Sam, de pie, hundió las manos en los bolsillos, movió la cabeza y, muy a la manera de Jerry Westerby, empezó a dar vueltas por la habitación, examinando las lúgubres y extrañas cosas que colgaban de la pared: fotos de guerra de grupo de catedráticos de uniforme; una carta enmarcada, manuscrita, de un primer ministro muerto; de nuevo el retrato de Karla, que ahora examinó desde muy cerca, una y otra vez.
—«Nunca desperdicies tus monedas» —comentó, tan cerca de Karla que su aliento empañó el cristal—. Eso es lo que mi buena madre solía decirme. «Nunca regales tus valores. Recibimos muy pocos en la vida. Hay que ser parco a la hora de dar.» Da la sensación de que hay un plan en marcha. ¿Es cierto o no? —preguntó.
Limpió luego el cristal con la manga y prosiguió:
—Parece que hay mucha hambre en esta casa vuestra. Me di cuenta nada más entrar. Está puesta la mesa grande, me dije. El nene comerá esta noche.
Y llegó hasta la mesa de Smiley, se sentó en la silla como si la probase para ver si era cómoda. La silla giraba, además de balancearse. Sam probó ambos movimientos.
—Necesito una solicitud de investigación —dijo.
—Arriba, a la derecha —dijo Smiley, y observó cómo Sam abría el cajón, sacaba una cuartilla de papel amarillo y la colocaba sobre el cristal de la mesa para escribir.
Escribió durante un par de minutos en silencio, deteniéndose de vez en cuando por consideraciones artísticas y reanudando luego la escritura.
—Si aparece la chica, dímelo —dijo, y, con un saludo teatral a Karla, se fue.

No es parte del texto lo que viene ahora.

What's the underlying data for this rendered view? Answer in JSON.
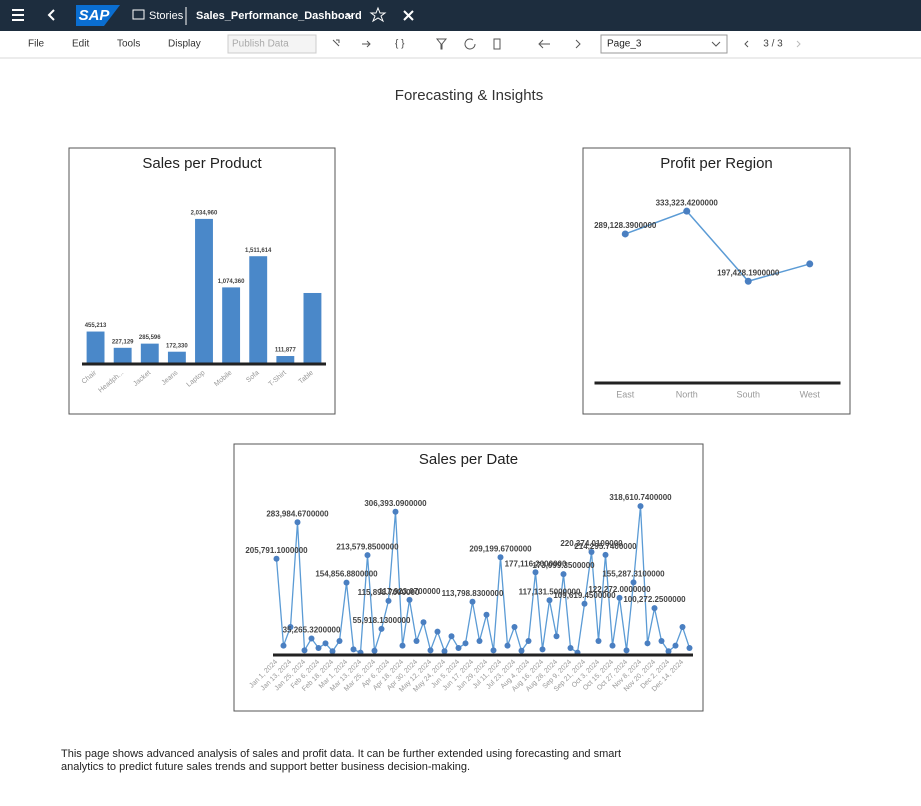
{
  "header": {
    "logo": "SAP",
    "stories": "Stories",
    "story_name": "Sales_Performance_Dashboard"
  },
  "toolbar": {
    "menus": [
      "File",
      "Edit",
      "Tools",
      "Display"
    ],
    "publish": "Publish Data",
    "page_select": "Page_3",
    "pager": "3 / 3"
  },
  "page_title": "Forecasting & Insights",
  "footer_text": "This page shows advanced analysis of sales and profit data. It can be further extended using forecasting and smart analytics to predict future sales trends and support better business decision-making.",
  "chart_data": [
    {
      "type": "bar",
      "title": "Sales per Product",
      "categories": [
        "Chair",
        "Headph...",
        "Jacket",
        "Jeans",
        "Laptop",
        "Mobile",
        "Sofa",
        "T-Shirt",
        "Table"
      ],
      "values": [
        455213,
        227129,
        285596,
        172330,
        2034960,
        1074360,
        1511614,
        111877,
        996000
      ],
      "value_labels": [
        "455,213",
        "227,129",
        "285,596",
        "172,330",
        "2,034,960",
        "1,074,360",
        "1,511,614",
        "111,877",
        null
      ],
      "color": "#4a88c9",
      "ylim": [
        0,
        2300000
      ]
    },
    {
      "type": "line",
      "title": "Profit per Region",
      "categories": [
        "East",
        "North",
        "South",
        "West"
      ],
      "values": [
        289128.39,
        333323.42,
        197428.19,
        231000
      ],
      "value_labels": [
        "289,128.3900000",
        "333,323.4200000",
        "197,428.1900000",
        null
      ],
      "color": "#5b9bd5",
      "ylim": [
        0,
        355000
      ]
    },
    {
      "type": "line",
      "title": "Sales per Date",
      "categories": [
        "Jan 1, 2024",
        null,
        "Jan 13, 2024",
        null,
        "Jan 25, 2024",
        null,
        "Feb 6, 2024",
        null,
        "Feb 18, 2024",
        null,
        "Mar 1, 2024",
        null,
        "Mar 13, 2024",
        null,
        "Mar 25, 2024",
        null,
        "Apr 6, 2024",
        null,
        "Apr 18, 2024",
        null,
        "Apr 30, 2024",
        null,
        "May 12, 2024",
        null,
        "May 24, 2024",
        null,
        "Jun 5, 2024",
        null,
        "Jun 17, 2024",
        null,
        "Jun 29, 2024",
        null,
        "Jul 11, 2024",
        null,
        "Jul 23, 2024",
        null,
        "Aug 4, 2024",
        null,
        "Aug 16, 2024",
        null,
        "Aug 28, 2024",
        null,
        "Sep 9, 2024",
        null,
        "Sep 21, 2024",
        null,
        "Oct 3, 2024",
        null,
        "Oct 15, 2024",
        null,
        "Oct 27, 2024",
        null,
        "Nov 8, 2024",
        null,
        "Nov 20, 2024",
        null,
        "Dec 2, 2024",
        null,
        "Dec 14, 2024",
        null
      ],
      "values": [
        205791.1,
        20000,
        60000,
        283984.67,
        10000,
        35265.32,
        15000,
        25000,
        8000,
        30000,
        154856.88,
        12000,
        5000,
        213579.85,
        9000,
        55918.13,
        115898.7,
        306393.09,
        20000,
        117923.07,
        30000,
        70000,
        10000,
        50000,
        8000,
        40000,
        15000,
        25000,
        113798.83,
        30000,
        86000,
        10000,
        209199.67,
        20000,
        60000,
        9000,
        30000,
        177116.2,
        12000,
        117131.5,
        40000,
        173099.35,
        15000,
        5000,
        109619.45,
        220374.01,
        30000,
        214295.74,
        20000,
        122272.0,
        10000,
        155287.31,
        318610.74,
        25000,
        100272.25,
        30000,
        8000,
        20000,
        60000,
        15000
      ],
      "value_labels": [
        "205,791.1000000",
        null,
        null,
        "283,984.6700000",
        null,
        "35,265.3200000",
        null,
        null,
        null,
        null,
        "154,856.8800000",
        null,
        null,
        "213,579.8500000",
        null,
        "55,918.1300000",
        "115,898.7000000",
        "306,393.0900000",
        null,
        "117,923.0700000",
        null,
        null,
        null,
        null,
        null,
        null,
        null,
        null,
        "113,798.8300000",
        null,
        null,
        null,
        "209,199.6700000",
        null,
        null,
        null,
        null,
        "177,116.2000000",
        null,
        "117,131.5000000",
        null,
        "173,099.3500000",
        null,
        null,
        "109,619.4500000",
        "220,374.0100000",
        null,
        "214,295.7400000",
        null,
        "122,272.0000000",
        null,
        "155,287.3100000",
        "318,610.7400000",
        null,
        "100,272.2500000",
        null,
        null,
        null,
        null,
        null
      ],
      "color": "#5b9bd5",
      "ylim": [
        0,
        353000
      ]
    }
  ]
}
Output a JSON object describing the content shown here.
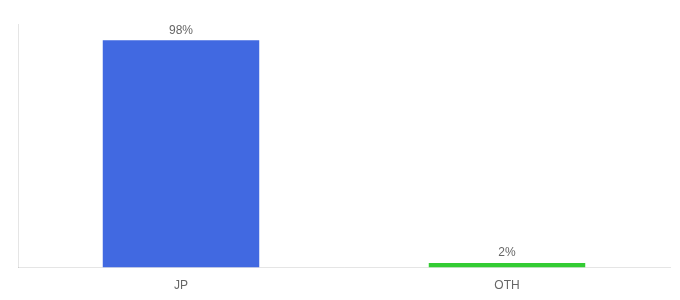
{
  "chart_data": {
    "type": "bar",
    "categories": [
      "JP",
      "OTH"
    ],
    "values": [
      98,
      2
    ],
    "value_labels": [
      "98%",
      "2%"
    ],
    "colors": [
      "#4169E1",
      "#33CC33"
    ],
    "ylim": [
      0,
      105
    ],
    "data_labels": true,
    "tick_labels": "x",
    "grid": false
  }
}
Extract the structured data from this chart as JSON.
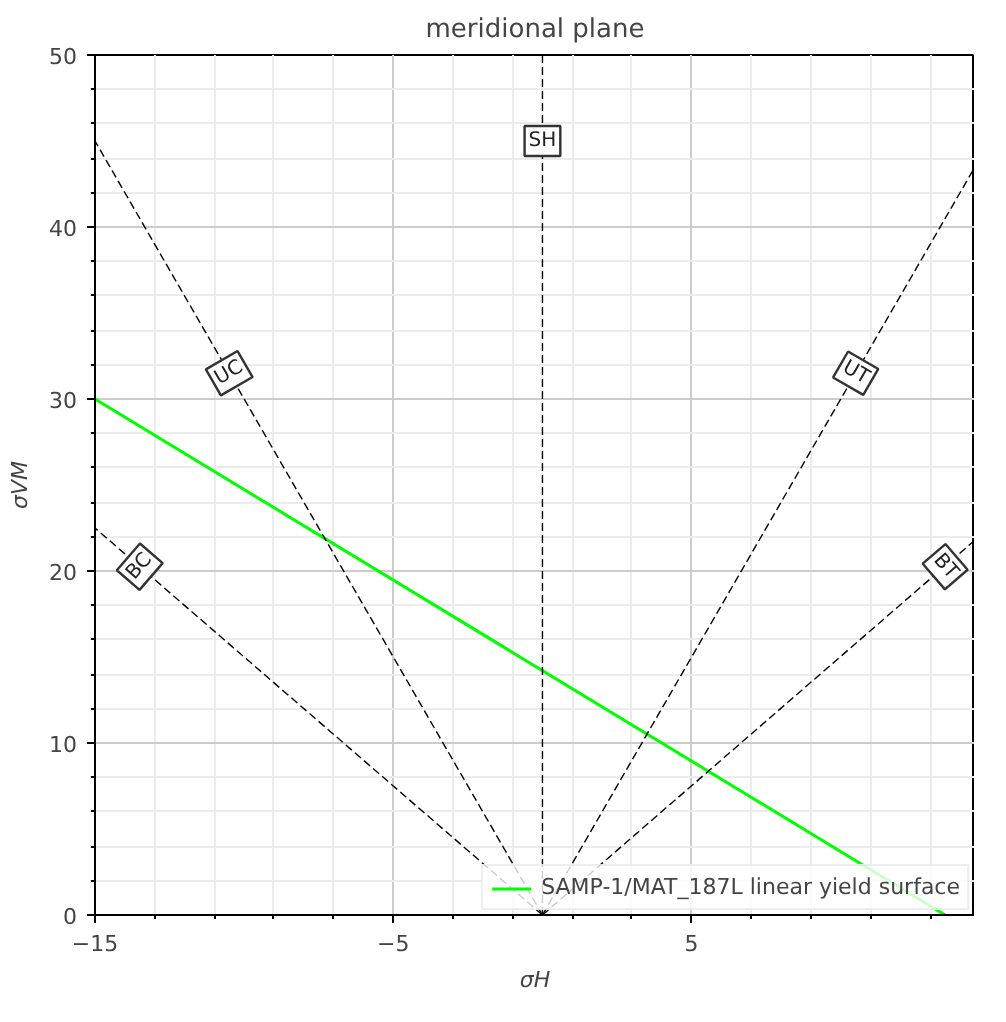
{
  "chart_data": {
    "type": "line",
    "title": "meridional plane",
    "xlabel": "σH",
    "ylabel": "σVM",
    "xlim": [
      -15,
      14.5
    ],
    "ylim": [
      0,
      50
    ],
    "xticks": [
      -15,
      -5,
      5
    ],
    "yticks": [
      0,
      10,
      20,
      30,
      40,
      50
    ],
    "grid": true,
    "legend": "bottom right",
    "series": [
      {
        "name": "SAMP-1/MAT_187L linear yield surface",
        "color": "#00ff00",
        "x": [
          -15,
          13.5
        ],
        "values": [
          30,
          0
        ],
        "line_style": "solid"
      },
      {
        "color": "#000000",
        "x": [
          0,
          0
        ],
        "values": [
          0,
          50
        ],
        "line_style": "dashed"
      },
      {
        "color": "#000000",
        "x": [
          0,
          -15
        ],
        "values": [
          0,
          45
        ],
        "line_style": "dashed"
      },
      {
        "color": "#000000",
        "x": [
          0,
          14.5
        ],
        "values": [
          0,
          43.5
        ],
        "line_style": "dashed"
      },
      {
        "color": "#000000",
        "x": [
          0,
          -15
        ],
        "values": [
          0,
          22.5
        ],
        "line_style": "dashed"
      },
      {
        "color": "#000000",
        "x": [
          0,
          14.5
        ],
        "values": [
          0,
          21.8
        ],
        "line_style": "dashed"
      }
    ],
    "annotations": [
      {
        "text": "SH",
        "x": 0,
        "y": 45
      },
      {
        "text": "UC",
        "x": -10.5,
        "y": 31.5
      },
      {
        "text": "UT",
        "x": 10.5,
        "y": 31.5
      },
      {
        "text": "BC",
        "x": -13.5,
        "y": 20.25
      },
      {
        "text": "BT",
        "x": 13.5,
        "y": 20.25
      }
    ]
  }
}
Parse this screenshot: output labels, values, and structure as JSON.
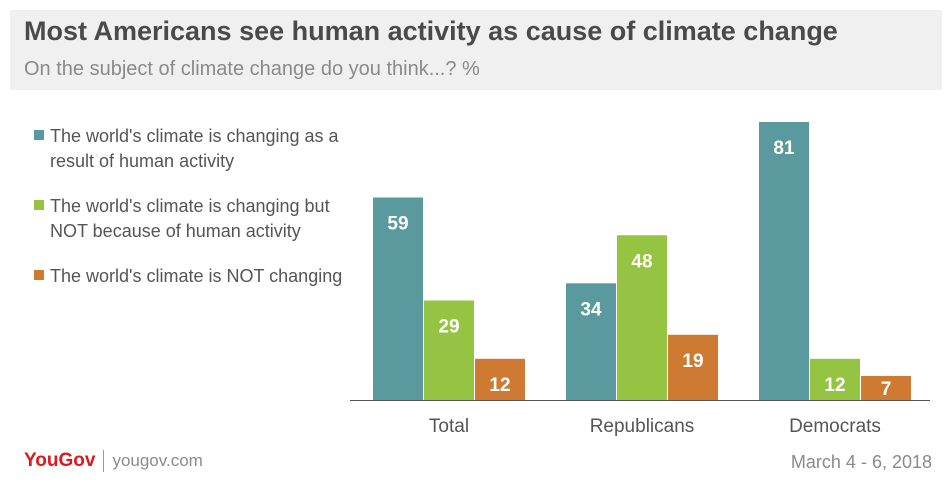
{
  "header": {
    "title": "Most Americans see human activity as cause of climate change",
    "subtitle": "On the subject of climate change do you think...? %"
  },
  "chart_data": {
    "type": "bar",
    "title": "Most Americans see human activity as cause of climate change",
    "subtitle": "On the subject of climate change do you think...? %",
    "xlabel": "",
    "ylabel": "",
    "categories": [
      "Total",
      "Republicans",
      "Democrats"
    ],
    "series": [
      {
        "name": "The world's climate is changing as a result of human activity",
        "color": "#5a9a9e",
        "values": [
          59,
          34,
          81
        ]
      },
      {
        "name": "The world's climate is changing but NOT because of human activity",
        "color": "#94c441",
        "values": [
          29,
          48,
          12
        ]
      },
      {
        "name": "The world's climate is NOT changing",
        "color": "#cf7a33",
        "values": [
          12,
          19,
          7
        ]
      }
    ],
    "ylim": [
      0,
      81
    ],
    "grid": false,
    "legend": "left"
  },
  "footer": {
    "logo": "YouGov",
    "site": "yougov.com",
    "date": "March 4 - 6, 2018"
  }
}
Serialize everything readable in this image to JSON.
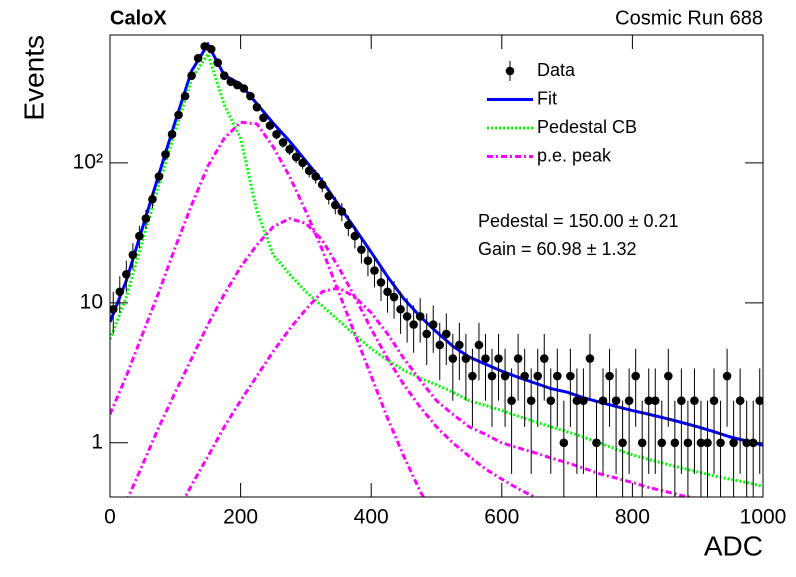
{
  "chart_data": {
    "type": "line",
    "title": "CaloX",
    "subtitle": "Cosmic Run 688",
    "x_label": "ADC",
    "y_label": "Events",
    "log_y": true,
    "legend": "upper right",
    "annotations": [
      "Pedestal = 150.00 ± 0.21",
      "Gain = 60.98 ± 1.32"
    ],
    "xlim": [
      0,
      1000
    ],
    "xticks": [
      0,
      200,
      400,
      600,
      800,
      1000
    ],
    "ylim": [
      0.41,
      820
    ],
    "yticks": [
      1,
      10,
      {
        "value": 100,
        "label": "10²"
      }
    ],
    "x": [
      0,
      25,
      50,
      75,
      100,
      125,
      150,
      175,
      200,
      225,
      250,
      275,
      300,
      325,
      350,
      375,
      400,
      425,
      450,
      475,
      500,
      525,
      550,
      575,
      600,
      625,
      650,
      675,
      700,
      725,
      750,
      775,
      800,
      825,
      850,
      875,
      900,
      925,
      950,
      975,
      1000
    ],
    "series": [
      {
        "name": "Data",
        "type": "errorbar",
        "color": "#000000",
        "x": [
          5,
          15,
          25,
          35,
          45,
          55,
          65,
          75,
          85,
          95,
          105,
          115,
          125,
          135,
          145,
          155,
          165,
          175,
          185,
          195,
          205,
          215,
          225,
          235,
          245,
          255,
          265,
          275,
          285,
          295,
          305,
          315,
          325,
          335,
          345,
          355,
          365,
          375,
          385,
          395,
          405,
          415,
          425,
          435,
          445,
          455,
          465,
          475,
          485,
          495,
          505,
          515,
          525,
          535,
          545,
          555,
          565,
          575,
          585,
          595,
          605,
          615,
          625,
          635,
          645,
          655,
          665,
          675,
          685,
          695,
          705,
          715,
          725,
          735,
          745,
          755,
          765,
          775,
          785,
          795,
          805,
          815,
          825,
          835,
          845,
          855,
          865,
          875,
          885,
          895,
          905,
          915,
          925,
          935,
          945,
          955,
          965,
          975,
          985,
          995
        ],
        "values": [
          9,
          12,
          16,
          22,
          30,
          40,
          55,
          80,
          115,
          160,
          220,
          300,
          420,
          560,
          680,
          650,
          520,
          420,
          380,
          360,
          340,
          300,
          250,
          210,
          185,
          160,
          140,
          125,
          110,
          100,
          88,
          80,
          70,
          58,
          50,
          45,
          36,
          30,
          24,
          20,
          17,
          14,
          12,
          11,
          9,
          8,
          7,
          8,
          6,
          7,
          5,
          6,
          4,
          5,
          4,
          3,
          5,
          4,
          3,
          4,
          3,
          2,
          4,
          3,
          2,
          3,
          4,
          2,
          3,
          1,
          3,
          2,
          2,
          4,
          1,
          2,
          3,
          2,
          1,
          2,
          3,
          1,
          2,
          2,
          1,
          3,
          1,
          2,
          1,
          2,
          1,
          1,
          2,
          1,
          3,
          1,
          2,
          1,
          1,
          2
        ],
        "errors": [
          3,
          3.5,
          4,
          4.7,
          5.5,
          6.3,
          7.4,
          8.9,
          10.7,
          12.6,
          14.8,
          17.3,
          20.5,
          23.7,
          26.1,
          25.5,
          22.8,
          20.5,
          19.5,
          19,
          18.4,
          17.3,
          15.8,
          14.5,
          13.6,
          12.6,
          11.8,
          11.2,
          10.5,
          10,
          9.4,
          8.9,
          8.4,
          7.6,
          7.1,
          6.7,
          6,
          5.5,
          4.9,
          4.5,
          4.1,
          3.7,
          3.5,
          3.3,
          3,
          2.8,
          2.6,
          2.8,
          2.4,
          2.6,
          2.2,
          2.4,
          2,
          2.2,
          2,
          1.7,
          2.2,
          2,
          1.7,
          2,
          1.7,
          1.4,
          2,
          1.7,
          1.4,
          1.7,
          2,
          1.4,
          1.7,
          1,
          1.7,
          1.4,
          1.4,
          2,
          1,
          1.4,
          1.7,
          1.4,
          1,
          1.4,
          1.7,
          1,
          1.4,
          1.4,
          1,
          1.7,
          1,
          1.4,
          1,
          1.4,
          1,
          1,
          1.4,
          1,
          1.7,
          1,
          1.4,
          1,
          1,
          1.4
        ]
      },
      {
        "name": "Fit",
        "type": "line",
        "style": "solid",
        "color": "#0000ff",
        "values": [
          7.3,
          14.4,
          34.7,
          83,
          198,
          455,
          703,
          423,
          365,
          264,
          192,
          143,
          103,
          74,
          50,
          34,
          23,
          15.4,
          10.7,
          8,
          6.2,
          4.9,
          4.1,
          3.65,
          3.25,
          2.94,
          2.68,
          2.44,
          2.3,
          2.1,
          1.95,
          1.82,
          1.7,
          1.6,
          1.5,
          1.4,
          1.3,
          1.2,
          1.1,
          1.03,
          0.96
        ]
      },
      {
        "name": "Pedestal CB",
        "type": "line",
        "style": "dotted",
        "color": "#00ff00",
        "values": [
          5.5,
          11,
          28,
          70,
          170,
          400,
          600,
          260,
          150,
          45,
          22,
          16,
          12,
          9.5,
          7.5,
          5.9,
          4.7,
          3.9,
          3.3,
          2.9,
          2.6,
          2.3,
          2.0,
          1.85,
          1.7,
          1.55,
          1.42,
          1.3,
          1.2,
          1.1,
          1.0,
          0.9,
          0.82,
          0.76,
          0.71,
          0.66,
          0.62,
          0.58,
          0.55,
          0.52,
          0.49
        ]
      },
      {
        "name": "p.e. peak",
        "type": "line",
        "style": "dashdot",
        "color": "#ff00ff",
        "values": [
          1.6,
          3,
          6,
          12,
          25,
          50,
          95,
          150,
          195,
          190,
          130,
          80,
          45,
          24,
          12,
          6,
          3,
          1.5,
          0.8,
          0.45,
          0.28,
          null,
          null,
          null,
          null,
          null,
          null,
          null,
          null,
          null,
          null,
          null,
          null,
          null,
          null,
          null,
          null,
          null,
          null,
          null,
          null
        ]
      },
      {
        "type": "line",
        "style": "dashdot",
        "color": "#ff00ff",
        "values": [
          0.2,
          0.38,
          0.7,
          1.3,
          2.3,
          4,
          7,
          11.5,
          18,
          26,
          35,
          40,
          37,
          28,
          18,
          11,
          6.5,
          4,
          2.6,
          1.8,
          1.3,
          1.0,
          0.8,
          0.65,
          0.55,
          0.47,
          0.41,
          0.36,
          null,
          null,
          null,
          null,
          null,
          null,
          null,
          null,
          null,
          null,
          null,
          null,
          null
        ]
      },
      {
        "type": "line",
        "style": "dashdot",
        "color": "#ff00ff",
        "values": [
          null,
          null,
          null,
          null,
          0.3,
          0.5,
          0.8,
          1.3,
          2,
          3,
          4.5,
          6.5,
          9,
          12,
          12.8,
          11,
          8.5,
          6,
          4,
          2.8,
          2,
          1.6,
          1.3,
          1.15,
          1.0,
          0.92,
          0.85,
          0.78,
          0.72,
          0.66,
          0.6,
          0.56,
          0.52,
          0.48,
          0.45,
          0.42,
          0.4,
          null,
          null,
          null,
          null
        ]
      }
    ]
  }
}
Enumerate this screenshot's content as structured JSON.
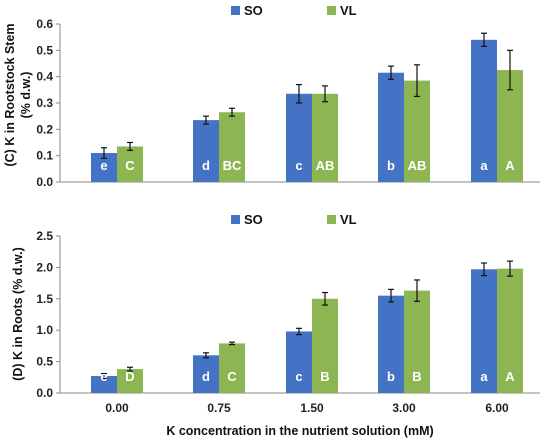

Una vez se hubo ido, Smiley cogió el impreso de la mesa, avisó a Guillam y se lo pasó sin decir una palabra. En la escalera, Guillam se detuvo a leer el texto:
«Worthington, Elizabeth, alias Lizzie, Alias Ricardo, Lizzie.» Ésa era la primera línea. Luego los detalles: «Edad unos veintisiete. Nacionalidad británica. Estado civil, casada, datos del marido desconocidos, nombre de soltera también desconocido. 1972—3 esposa de facto de Ricardo, Chiquitín, ya muerto. Ultimo lugar de residencia conocido, Vientiane, Laos. Ultima ocupación conocida: mecanógrafa—recepcionista de Indocharter Vientiane, S. A. Empleos anteriores: camarera de club nocturno, vendedora de whisky, buscona elegante.»